You can navigate through the map of artists of the festival using your mouse or using the search box on the top right.
The search box is a bit special. You can either type an artist name or a location. If you start typing results will autocomplete underneath. In case you type a location, the suggestions proposed are artists originating from this particular location. Just use your keyboard to select an artist and the map will zoom right on it.
The map has been created from scratch using an image from NASA. The zoom level is a bit limited because I host the thousands of tiles myself :). A deeper level of zoom expands into gigabytes of data.
What does it represent?
Each node (circle) on the map represents an artist who performed in the festival. The nodes are drawn onto the map according to the artist locations. Note that a lot of artists are not present because I couldn’t find the info. If you hover over a node, the map displays a popup with some information about the artist. More importantly, it shows links to other artists of the festival. In fact, this visualization is only about displaying the network of artists of the festival linked by their musical similarity. The darker the node, the more connections it has.
How do you compute the musical similarity between artists?
Artists are actually linked together by comparing the songs they played in the festival. To compare songs together, we first need to extract some audio features. A feature is a compressed representation of a property of the underlying signal. For example, the BPM (beats-per-minute), the key and mode of a song can be considered as audio features. In our case, we extract a lot of properties from the songs such as the BPM, pitch, key, mode, energy, timbre and so forth. To get more info on audio features you can look at a lecture on the subject.
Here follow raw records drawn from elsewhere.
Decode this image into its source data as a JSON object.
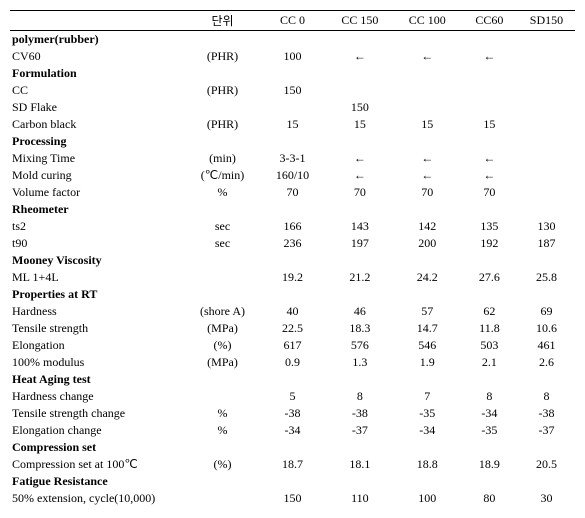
{
  "headers": [
    "",
    "단위",
    "CC 0",
    "CC 150",
    "CC 100",
    "CC60",
    "SD150"
  ],
  "rows": [
    {
      "section": true,
      "cells": [
        "polymer(rubber)",
        "",
        "",
        "",
        "",
        "",
        ""
      ]
    },
    {
      "section": false,
      "cells": [
        "CV60",
        "(PHR)",
        "100",
        "←",
        "←",
        "←",
        ""
      ]
    },
    {
      "section": true,
      "cells": [
        "Formulation",
        "",
        "",
        "",
        "",
        "",
        ""
      ]
    },
    {
      "section": false,
      "cells": [
        "CC",
        "(PHR)",
        "150",
        "",
        "",
        "",
        ""
      ]
    },
    {
      "section": false,
      "cells": [
        "SD Flake",
        "",
        "",
        "150",
        "",
        "",
        ""
      ]
    },
    {
      "section": false,
      "cells": [
        "Carbon black",
        "(PHR)",
        "15",
        "15",
        "15",
        "15",
        ""
      ]
    },
    {
      "section": true,
      "cells": [
        "Processing",
        "",
        "",
        "",
        "",
        "",
        ""
      ]
    },
    {
      "section": false,
      "cells": [
        "Mixing Time",
        "(min)",
        "3-3-1",
        "←",
        "←",
        "←",
        ""
      ]
    },
    {
      "section": false,
      "cells": [
        "Mold curing",
        "(℃/min)",
        "160/10",
        "←",
        "←",
        "←",
        ""
      ]
    },
    {
      "section": false,
      "cells": [
        "Volume factor",
        "%",
        "70",
        "70",
        "70",
        "70",
        ""
      ]
    },
    {
      "section": true,
      "cells": [
        "Rheometer",
        "",
        "",
        "",
        "",
        "",
        ""
      ]
    },
    {
      "section": false,
      "cells": [
        "ts2",
        "sec",
        "166",
        "143",
        "142",
        "135",
        "130"
      ]
    },
    {
      "section": false,
      "cells": [
        "t90",
        "sec",
        "236",
        "197",
        "200",
        "192",
        "187"
      ]
    },
    {
      "section": true,
      "cells": [
        "Mooney Viscosity",
        "",
        "",
        "",
        "",
        "",
        ""
      ]
    },
    {
      "section": false,
      "cells": [
        "ML 1+4L",
        "",
        "19.2",
        "21.2",
        "24.2",
        "27.6",
        "25.8"
      ]
    },
    {
      "section": true,
      "cells": [
        "Properties at RT",
        "",
        "",
        "",
        "",
        "",
        ""
      ]
    },
    {
      "section": false,
      "cells": [
        "Hardness",
        "(shore A)",
        "40",
        "46",
        "57",
        "62",
        "69"
      ]
    },
    {
      "section": false,
      "cells": [
        "Tensile strength",
        "(MPa)",
        "22.5",
        "18.3",
        "14.7",
        "11.8",
        "10.6"
      ]
    },
    {
      "section": false,
      "cells": [
        "Elongation",
        "(%)",
        "617",
        "576",
        "546",
        "503",
        "461"
      ]
    },
    {
      "section": false,
      "cells": [
        "100% modulus",
        "(MPa)",
        "0.9",
        "1.3",
        "1.9",
        "2.1",
        "2.6"
      ]
    },
    {
      "section": true,
      "cells": [
        "Heat Aging test",
        "",
        "",
        "",
        "",
        "",
        ""
      ]
    },
    {
      "section": false,
      "cells": [
        "Hardness change",
        "",
        "5",
        "8",
        "7",
        "8",
        "8"
      ]
    },
    {
      "section": false,
      "cells": [
        "Tensile strength change",
        "%",
        "-38",
        "-38",
        "-35",
        "-34",
        "-38"
      ]
    },
    {
      "section": false,
      "cells": [
        "Elongation change",
        "%",
        "-34",
        "-37",
        "-34",
        "-35",
        "-37"
      ]
    },
    {
      "section": true,
      "cells": [
        "Compression set",
        "",
        "",
        "",
        "",
        "",
        ""
      ]
    },
    {
      "section": false,
      "cells": [
        "Compression set at 100℃",
        "(%)",
        "18.7",
        "18.1",
        "18.8",
        "18.9",
        "20.5"
      ]
    },
    {
      "section": true,
      "cells": [
        "Fatigue Resistance",
        "",
        "",
        "",
        "",
        "",
        ""
      ]
    },
    {
      "section": false,
      "cells": [
        "50% extension, cycle(10,000)",
        "",
        "150",
        "110",
        "100",
        "80",
        "30"
      ]
    }
  ]
}
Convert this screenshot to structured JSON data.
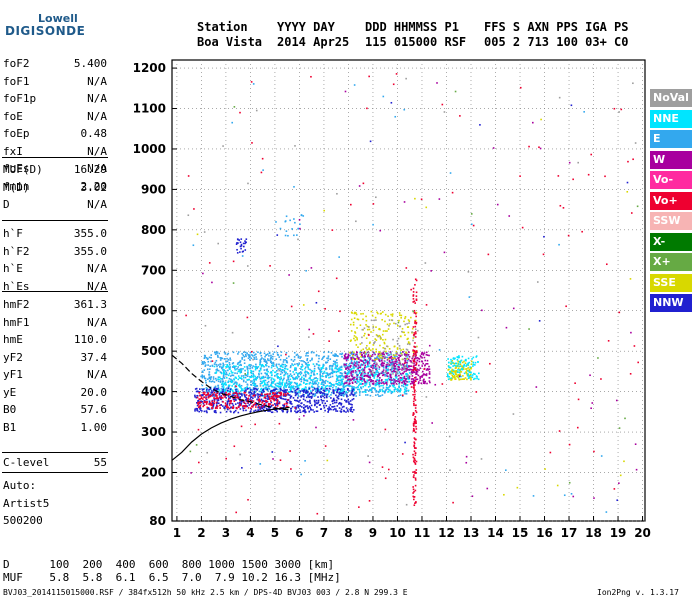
{
  "logo": {
    "line1": "Lowell",
    "line2": "DIGISONDE"
  },
  "header": {
    "labels": [
      "Station",
      "YYYY DAY",
      "DDD HHMMSS P1",
      "FFS S AXN PPS IGA PS"
    ],
    "values": [
      "Boa Vista",
      "2014 Apr25",
      "115 015000 RSF",
      "005 2 713 100 03+ C0"
    ]
  },
  "params": {
    "group1": [
      {
        "name": "foF2",
        "value": "5.400"
      },
      {
        "name": "foF1",
        "value": "N/A"
      },
      {
        "name": "foF1p",
        "value": "N/A"
      },
      {
        "name": "foE",
        "value": "N/A"
      },
      {
        "name": "foEp",
        "value": "0.48"
      },
      {
        "name": "fxI",
        "value": "N/A"
      },
      {
        "name": "foEs",
        "value": "N/A"
      },
      {
        "name": "fmin",
        "value": "2.20"
      }
    ],
    "group2": [
      {
        "name": "MUF(D)",
        "value": "16.29"
      },
      {
        "name": "M(D)",
        "value": "3.02"
      },
      {
        "name": "D",
        "value": "N/A"
      }
    ],
    "group3": [
      {
        "name": "h`F",
        "value": "355.0"
      },
      {
        "name": "h`F2",
        "value": "355.0"
      },
      {
        "name": "h`E",
        "value": "N/A"
      },
      {
        "name": "h`Es",
        "value": "N/A"
      }
    ],
    "group4": [
      {
        "name": "hmF2",
        "value": "361.3"
      },
      {
        "name": "hmF1",
        "value": "N/A"
      },
      {
        "name": "hmE",
        "value": "110.0"
      },
      {
        "name": "yF2",
        "value": "37.4"
      },
      {
        "name": "yF1",
        "value": "N/A"
      },
      {
        "name": "yE",
        "value": "20.0"
      },
      {
        "name": "B0",
        "value": "57.6"
      },
      {
        "name": "B1",
        "value": "1.00"
      }
    ],
    "group5": [
      {
        "name": "C-level",
        "value": "55"
      }
    ]
  },
  "auto": {
    "line1": "Auto:",
    "line2": "Artist5",
    "line3": "500200"
  },
  "legend": [
    {
      "label": "NoVal",
      "color": "#9e9e9e"
    },
    {
      "label": "NNE",
      "color": "#00e5ff"
    },
    {
      "label": "E",
      "color": "#33a8ee"
    },
    {
      "label": "W",
      "color": "#a8009e"
    },
    {
      "label": "Vo-",
      "color": "#ff2aa0"
    },
    {
      "label": "Vo+",
      "color": "#ee0030"
    },
    {
      "label": "SSW",
      "color": "#f7b4b4"
    },
    {
      "label": "X-",
      "color": "#007a00"
    },
    {
      "label": "X+",
      "color": "#66aa44"
    },
    {
      "label": "SSE",
      "color": "#d8d800"
    },
    {
      "label": "NNW",
      "color": "#2020d0"
    }
  ],
  "muf_table": {
    "d_line": "D      100  200  400  600  800 1000 1500 3000 [km]",
    "muf_line": "MUF    5.8  5.8  6.1  6.5  7.0  7.9 10.2 16.3 [MHz]"
  },
  "footer": {
    "left": "BVJ03_2014115015000.RSF / 384fx512h 50 kHz 2.5 km / DPS-4D BVJ03 003 / 2.8 N 299.3 E",
    "right": "Ion2Png v. 1.3.17"
  },
  "chart_data": {
    "type": "scatter",
    "x_ticks": [
      1,
      2,
      3,
      4,
      5,
      6,
      7,
      8,
      9,
      10,
      11,
      12,
      13,
      14,
      15,
      16,
      17,
      18,
      19,
      20
    ],
    "y_ticks": [
      80,
      200,
      300,
      400,
      500,
      600,
      700,
      800,
      900,
      1000,
      1100,
      1200
    ],
    "xlim": [
      0.8,
      20.1
    ],
    "ylim": [
      80,
      1220
    ],
    "grid": true,
    "traces": [
      {
        "name": "virtual height",
        "points": [
          [
            0.8,
            490
          ],
          [
            1.2,
            470
          ],
          [
            1.6,
            445
          ],
          [
            2.0,
            425
          ],
          [
            2.4,
            408
          ],
          [
            2.8,
            396
          ],
          [
            3.2,
            388
          ],
          [
            3.6,
            380
          ],
          [
            4.0,
            375
          ],
          [
            4.4,
            368
          ],
          [
            4.8,
            362
          ],
          [
            5.2,
            357
          ],
          [
            5.6,
            355
          ]
        ]
      },
      {
        "name": "true height",
        "points": [
          [
            0.8,
            230
          ],
          [
            1.2,
            250
          ],
          [
            1.6,
            275
          ],
          [
            2.0,
            295
          ],
          [
            2.4,
            310
          ],
          [
            2.8,
            322
          ],
          [
            3.2,
            332
          ],
          [
            3.6,
            340
          ],
          [
            4.0,
            346
          ],
          [
            4.4,
            351
          ],
          [
            4.8,
            355
          ],
          [
            5.2,
            358
          ],
          [
            5.6,
            361
          ]
        ]
      }
    ],
    "clusters": [
      {
        "color": "#33a8ee",
        "x": [
          2.0,
          10.4
        ],
        "y": [
          390,
          500
        ],
        "n": 1400
      },
      {
        "color": "#00e5ff",
        "x": [
          2.5,
          10.5
        ],
        "y": [
          400,
          470
        ],
        "n": 500
      },
      {
        "color": "#2020d0",
        "x": [
          1.7,
          8.2
        ],
        "y": [
          350,
          410
        ],
        "n": 700
      },
      {
        "color": "#a8009e",
        "x": [
          7.8,
          11.3
        ],
        "y": [
          420,
          500
        ],
        "n": 500
      },
      {
        "color": "#ee0030",
        "x": [
          1.8,
          5.5
        ],
        "y": [
          360,
          400
        ],
        "n": 250
      },
      {
        "color": "#d8d800",
        "x": [
          8.0,
          10.8
        ],
        "y": [
          480,
          600
        ],
        "n": 180
      },
      {
        "color": "#d8d800",
        "x": [
          12.0,
          13.0
        ],
        "y": [
          430,
          480
        ],
        "n": 120
      },
      {
        "color": "#00e5ff",
        "x": [
          12.0,
          13.3
        ],
        "y": [
          430,
          490
        ],
        "n": 100
      },
      {
        "color": "#9e9e9e",
        "x": [
          8.5,
          10.8
        ],
        "y": [
          440,
          580
        ],
        "n": 80
      },
      {
        "color": "#ee0030",
        "x": [
          10.6,
          10.75
        ],
        "y": [
          120,
          680
        ],
        "n": 160
      },
      {
        "color": "#2020d0",
        "x": [
          3.4,
          3.8
        ],
        "y": [
          740,
          780
        ],
        "n": 25
      },
      {
        "color": "#33a8ee",
        "x": [
          5.0,
          6.2
        ],
        "y": [
          780,
          840
        ],
        "n": 20
      }
    ],
    "noise": [
      {
        "color": "#ee0030",
        "n": 110
      },
      {
        "color": "#a8009e",
        "n": 50
      },
      {
        "color": "#9e9e9e",
        "n": 40
      },
      {
        "color": "#33a8ee",
        "n": 30
      },
      {
        "color": "#d8d800",
        "n": 15
      },
      {
        "color": "#66aa44",
        "n": 15
      },
      {
        "color": "#2020d0",
        "n": 15
      }
    ]
  }
}
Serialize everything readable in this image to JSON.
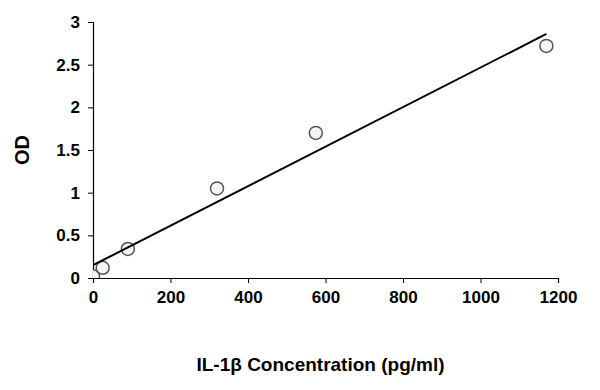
{
  "chart_data": {
    "type": "scatter",
    "x_label": "IL-1β Concentration (pg/ml)",
    "y_label": "OD",
    "series": [
      {
        "type": "scatter",
        "marker": "circle",
        "color": "#555555",
        "x": [
          0,
          25,
          90,
          320,
          575,
          1170
        ],
        "values": [
          0.02,
          0.12,
          0.34,
          1.05,
          1.7,
          2.72
        ]
      },
      {
        "type": "line",
        "line_style": "solid",
        "color": "#000000",
        "x": [
          0,
          1170
        ],
        "values": [
          0.15,
          2.86
        ]
      }
    ],
    "xlim": [
      0,
      1200
    ],
    "xticks": [
      0,
      200,
      400,
      600,
      800,
      1000,
      1200
    ],
    "ylim": [
      0,
      3
    ],
    "yticks": [
      0,
      0.5,
      1,
      1.5,
      2,
      2.5,
      3
    ],
    "grid": false
  }
}
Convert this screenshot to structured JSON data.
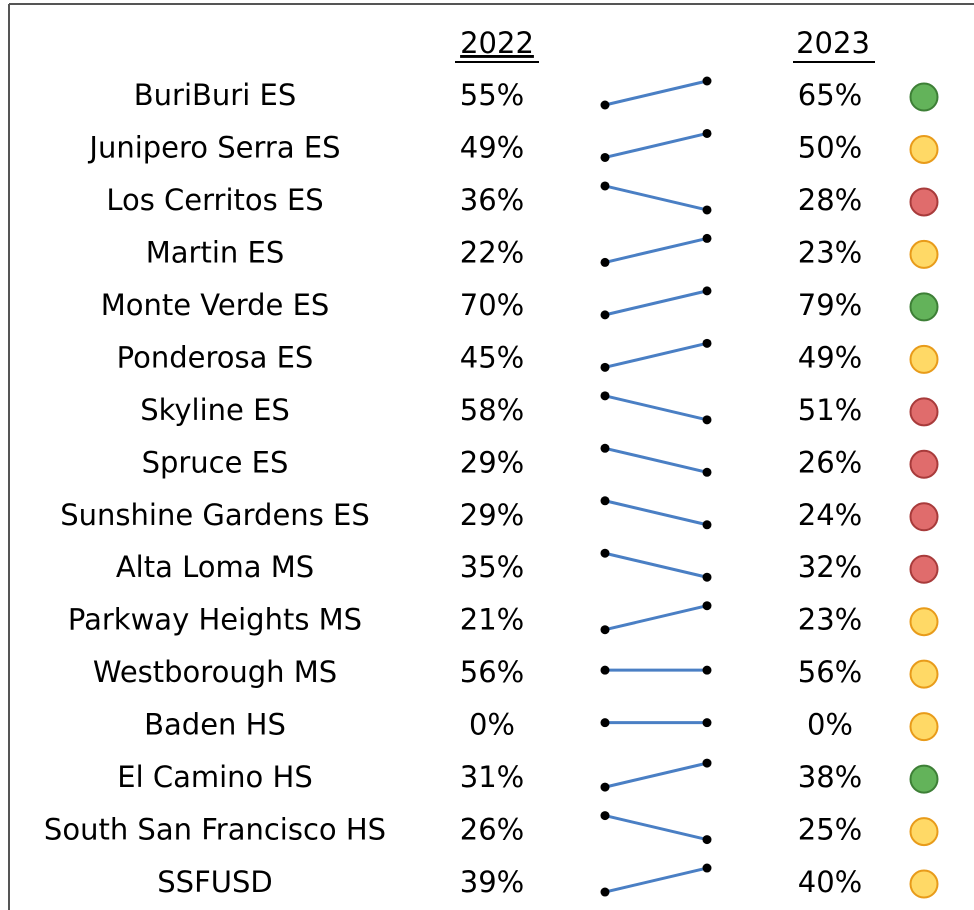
{
  "headers": [
    "2022",
    "2023"
  ],
  "rows": [
    {
      "name": "BuriBuri ES",
      "values": [
        55,
        65
      ],
      "value_labels": [
        "55%",
        "65%"
      ],
      "status_color": "#63b35a"
    },
    {
      "name": "Junipero Serra ES",
      "values": [
        49,
        50
      ],
      "value_labels": [
        "49%",
        "50%"
      ],
      "status_color": "#ffd966"
    },
    {
      "name": "Los Cerritos ES",
      "values": [
        36,
        28
      ],
      "value_labels": [
        "36%",
        "28%"
      ],
      "status_color": "#e06c6c"
    },
    {
      "name": "Martin ES",
      "values": [
        22,
        23
      ],
      "value_labels": [
        "22%",
        "23%"
      ],
      "status_color": "#ffd966"
    },
    {
      "name": "Monte Verde ES",
      "values": [
        70,
        79
      ],
      "value_labels": [
        "70%",
        "79%"
      ],
      "status_color": "#63b35a"
    },
    {
      "name": "Ponderosa ES",
      "values": [
        45,
        49
      ],
      "value_labels": [
        "45%",
        "49%"
      ],
      "status_color": "#ffd966"
    },
    {
      "name": "Skyline ES",
      "values": [
        58,
        51
      ],
      "value_labels": [
        "58%",
        "51%"
      ],
      "status_color": "#e06c6c"
    },
    {
      "name": "Spruce ES",
      "values": [
        29,
        26
      ],
      "value_labels": [
        "29%",
        "26%"
      ],
      "status_color": "#e06c6c"
    },
    {
      "name": "Sunshine Gardens ES",
      "values": [
        29,
        24
      ],
      "value_labels": [
        "29%",
        "24%"
      ],
      "status_color": "#e06c6c"
    },
    {
      "name": "Alta Loma MS",
      "values": [
        35,
        32
      ],
      "value_labels": [
        "35%",
        "32%"
      ],
      "status_color": "#e06c6c"
    },
    {
      "name": "Parkway Heights MS",
      "values": [
        21,
        23
      ],
      "value_labels": [
        "21%",
        "23%"
      ],
      "status_color": "#ffd966"
    },
    {
      "name": "Westborough MS",
      "values": [
        56,
        56
      ],
      "value_labels": [
        "56%",
        "56%"
      ],
      "status_color": "#ffd966"
    },
    {
      "name": "Baden HS",
      "values": [
        0,
        0
      ],
      "value_labels": [
        "0%",
        "0%"
      ],
      "status_color": "#ffd966"
    },
    {
      "name": "El Camino HS",
      "values": [
        31,
        38
      ],
      "value_labels": [
        "31%",
        "38%"
      ],
      "status_color": "#63b35a"
    },
    {
      "name": "South San Francisco HS",
      "values": [
        26,
        25
      ],
      "value_labels": [
        "26%",
        "25%"
      ],
      "status_color": "#ffd966"
    },
    {
      "name": "SSFUSD",
      "values": [
        39,
        40
      ],
      "value_labels": [
        "39%",
        "40%"
      ],
      "status_color": "#ffd966"
    }
  ]
}
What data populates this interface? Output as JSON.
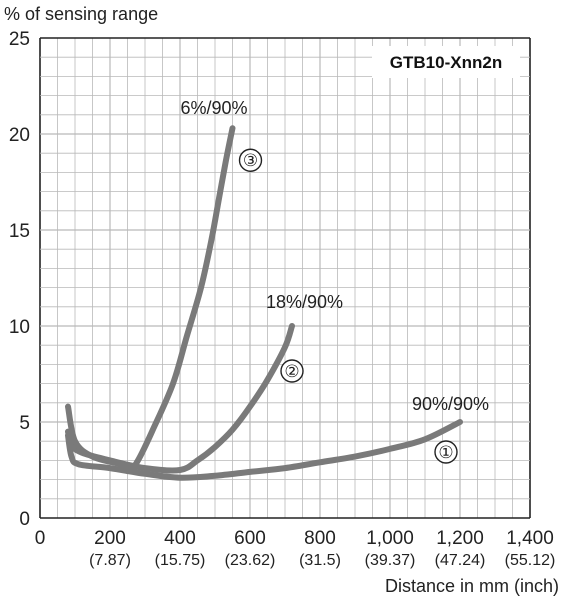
{
  "chart_data": {
    "type": "line",
    "title": "GTB10-Xnn2n",
    "ylabel": "% of sensing range",
    "xlabel": "Distance in mm (inch)",
    "xlim": [
      0,
      1400
    ],
    "ylim": [
      0,
      25
    ],
    "grid": true,
    "x_ticks": [
      {
        "value": 0,
        "label": "0",
        "inch": ""
      },
      {
        "value": 200,
        "label": "200",
        "inch": "(7.87)"
      },
      {
        "value": 400,
        "label": "400",
        "inch": "(15.75)"
      },
      {
        "value": 600,
        "label": "600",
        "inch": "(23.62)"
      },
      {
        "value": 800,
        "label": "800",
        "inch": "(31.5)"
      },
      {
        "value": 1000,
        "label": "1,000",
        "inch": "(39.37)"
      },
      {
        "value": 1200,
        "label": "1,200",
        "inch": "(47.24)"
      },
      {
        "value": 1400,
        "label": "1,400",
        "inch": "(55.12)"
      }
    ],
    "y_ticks": [
      {
        "value": 0,
        "label": "0"
      },
      {
        "value": 5,
        "label": "5"
      },
      {
        "value": 10,
        "label": "10"
      },
      {
        "value": 15,
        "label": "15"
      },
      {
        "value": 20,
        "label": "20"
      },
      {
        "value": 25,
        "label": "25"
      }
    ],
    "series": [
      {
        "name": "90%/90%",
        "marker": "①",
        "color": "#7a7a7a",
        "points": [
          [
            80,
            4.3
          ],
          [
            90,
            3.2
          ],
          [
            110,
            2.8
          ],
          [
            200,
            2.6
          ],
          [
            300,
            2.3
          ],
          [
            400,
            2.1
          ],
          [
            500,
            2.2
          ],
          [
            600,
            2.4
          ],
          [
            700,
            2.6
          ],
          [
            800,
            2.9
          ],
          [
            900,
            3.2
          ],
          [
            1000,
            3.6
          ],
          [
            1100,
            4.1
          ],
          [
            1200,
            5.0
          ]
        ]
      },
      {
        "name": "18%/90%",
        "marker": "②",
        "color": "#7a7a7a",
        "points": [
          [
            80,
            4.5
          ],
          [
            90,
            3.8
          ],
          [
            120,
            3.4
          ],
          [
            200,
            3.0
          ],
          [
            300,
            2.6
          ],
          [
            400,
            2.5
          ],
          [
            450,
            3.0
          ],
          [
            500,
            3.7
          ],
          [
            550,
            4.6
          ],
          [
            600,
            5.8
          ],
          [
            650,
            7.2
          ],
          [
            700,
            8.9
          ],
          [
            720,
            10.0
          ]
        ]
      },
      {
        "name": "6%/90%",
        "marker": "③",
        "color": "#7a7a7a",
        "points": [
          [
            80,
            5.8
          ],
          [
            100,
            4.0
          ],
          [
            150,
            3.2
          ],
          [
            230,
            2.8
          ],
          [
            260,
            2.6
          ],
          [
            280,
            3.0
          ],
          [
            320,
            4.5
          ],
          [
            380,
            7.0
          ],
          [
            420,
            9.5
          ],
          [
            460,
            12.0
          ],
          [
            490,
            14.5
          ],
          [
            510,
            16.5
          ],
          [
            530,
            18.5
          ],
          [
            550,
            20.3
          ]
        ]
      }
    ]
  }
}
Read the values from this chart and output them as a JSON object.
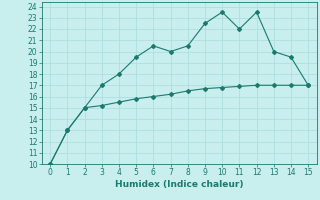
{
  "line1_x": [
    0,
    1,
    2,
    3,
    4,
    5,
    6,
    7,
    8,
    9,
    10,
    11,
    12,
    13,
    14,
    15
  ],
  "line1_y": [
    10.0,
    13.0,
    15.0,
    17.0,
    18.0,
    19.5,
    20.5,
    20.0,
    20.5,
    22.5,
    23.5,
    22.0,
    23.5,
    20.0,
    19.5,
    17.0
  ],
  "line2_x": [
    0,
    1,
    2,
    3,
    4,
    5,
    6,
    7,
    8,
    9,
    10,
    11,
    12,
    13,
    14,
    15
  ],
  "line2_y": [
    10.0,
    13.0,
    15.0,
    15.2,
    15.5,
    15.8,
    16.0,
    16.2,
    16.5,
    16.7,
    16.8,
    16.9,
    17.0,
    17.0,
    17.0,
    17.0
  ],
  "line_color": "#1a7a6e",
  "bg_color": "#c8eeee",
  "grid_color": "#b0dede",
  "xlabel": "Humidex (Indice chaleur)",
  "xlim": [
    -0.5,
    15.5
  ],
  "ylim": [
    10,
    24.4
  ],
  "xticks": [
    0,
    1,
    2,
    3,
    4,
    5,
    6,
    7,
    8,
    9,
    10,
    11,
    12,
    13,
    14,
    15
  ],
  "yticks": [
    10,
    11,
    12,
    13,
    14,
    15,
    16,
    17,
    18,
    19,
    20,
    21,
    22,
    23,
    24
  ],
  "label_fontsize": 6.5,
  "tick_fontsize": 5.5
}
Those features take quite a lot of time to compute! Fortunately, we only need to compute them once for each song. To retrieve them in an effective manner when we want, they are stored in a database. In this particular setup, I use RethinkDB which is a pretty neat open-source NoSQL database. Check it out if you are interested.
Once we retrieve the features for each song, we compare them together. In the case of a small dataset, you can do a brute-force comparison of all the songs to all the others leading to (N x N-1) /2 comparisons. Imagine that you have a medium-sized dataset like the MJF with N = 30,000, it would lead to 449,985,000 comparisons! Far too costly for us.
Instead, we compute the approximate nearest neighbors of each song using random projections. Basically, it will very quickly return for each song a fixed number of neighbors that have (approximately) similar audio features. In other words, it gives me songs that sound the same but fast. The actual implementation uses Spotify’s Annoy library.
To each song is thus associated a list of similar neighbors. The perfect data structure to encode this song-to-song similarity is a graph (network) which can also be visualized.
Finally, we regroup all the songs by artist and we report the links between each song to the artists. Multiple links between two same artists are added. In technical terms, we reduce the graph using the generalized block modeling technique.
This concludes this post on the map of artists. I’ll make a more detailed blog post on how to create and visualize a graph of songs created by audio similarity soon.